AB: Tem um monte de processos que estão andando em paralelo à escassez do Estado. Temos uma parceria, por exemplo, para o sistema de comunicação, que hoje é analógica e qualquer um pode copiar os canais. Desde 2013, tem tentativa de convênio rodando que ficou parado um tempo e quando cheguei em janeiro consegui destravar. É convênio para fazer comunicação criptografada na faixa de fronteira na Baixada Cuiabana.
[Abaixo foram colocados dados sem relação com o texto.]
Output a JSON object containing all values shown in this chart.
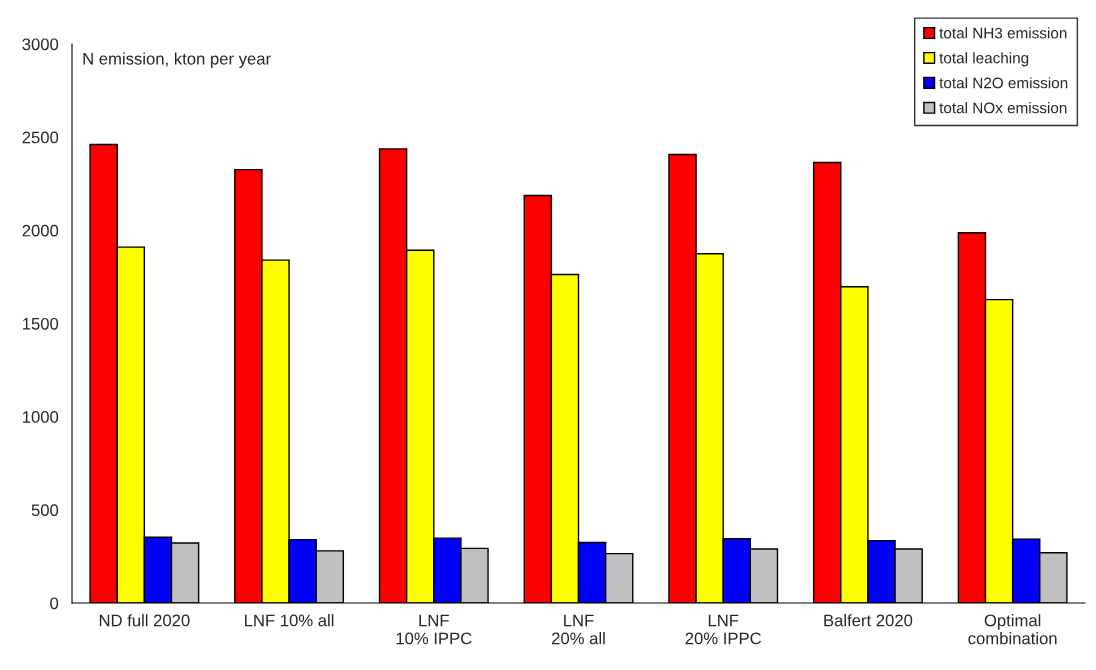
{
  "chart_data": {
    "type": "bar",
    "ylabel": "N emission, kton per year",
    "categories": [
      "ND full 2020",
      "LNF 10% all",
      "LNF\n10% IPPC",
      "LNF\n20% all",
      "LNF\n20% IPPC",
      "Balfert 2020",
      "Optimal\ncombination"
    ],
    "series": [
      {
        "name": "total NH3 emission",
        "color": "#ff0000",
        "values": [
          2461,
          2326,
          2437,
          2187,
          2407,
          2364,
          1987
        ]
      },
      {
        "name": "total leaching",
        "color": "#ffff00",
        "values": [
          1910,
          1840,
          1893,
          1763,
          1874,
          1697,
          1628
        ]
      },
      {
        "name": "total N2O emission",
        "color": "#0000ff",
        "values": [
          353,
          340,
          348,
          325,
          345,
          335,
          343
        ]
      },
      {
        "name": "total NOx emission",
        "color": "#c0c0c0",
        "values": [
          322,
          280,
          293,
          265,
          290,
          290,
          270
        ]
      }
    ],
    "ylim": [
      0,
      3000
    ],
    "yticks": [
      0,
      500,
      1000,
      1500,
      2000,
      2500,
      3000
    ],
    "grid": false,
    "legend": "top right"
  }
}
Acredito que até agosto deste ano vamos ter comunicação criptografada de Comodoro a Cáceres, de Cáceres até Cuiabá.
CMT: O governo federal não vai assumir a patrulha da fronteira?
AB: Nós temos 900 km de fronteira, 700 deles são de faixa seca, e 130 homens do Gefron (Grupo Especial de Segurança na Fronteira) para tomar conta. É muito pouco. Nós temos o Pantanal abandonado, ninguém toma conta e ele faz fronteira com a Bolívia. Cadê a Marinha? Eu via intervenção do Rio de Janeiro pelo Exército, mas se a gente não tomar conta das fronteiras do Brasil não vamos resolver os problemas das favelas do Rio de Janeiro nem de São Paulo. A gente não produz cocaína no Rio ou em São Paulo, ela vem da fronteira. Não temos nenhuma fábrica de armamento pesado, ela vem da fronteira. Ou o governo federal assume a responsabilidade constitucional de tomar conta da fronteira ou nunca vamos conseguir resolver o problema do crime organizado, envolvido com droga e armamento, nos grandes centros.
CMT: Qual é o foco da sua gestão?
AB: Tecnologia e inteligência. A nossa ideia é adotar o Estado de muita tecnologia, sistema de vídeo monitoramento e comunicação, trazer a tecnologia para a presença da segurança para utilizar no trabalho de homem de rua, embarcar tecnologia com segurança – câmeras, Big Data (sistema para análise de grande volume de dados). Se conseguirmos fazer isso, vamos dar um upgrade muito grande. Nos grandes centros do mundo, o uso de câmeras é contumaz, em cada esquina tem uma câmara. No Brasil, não temos isso. Se não fizermos isso, não vamos ficar com números assustadores de criminalidade.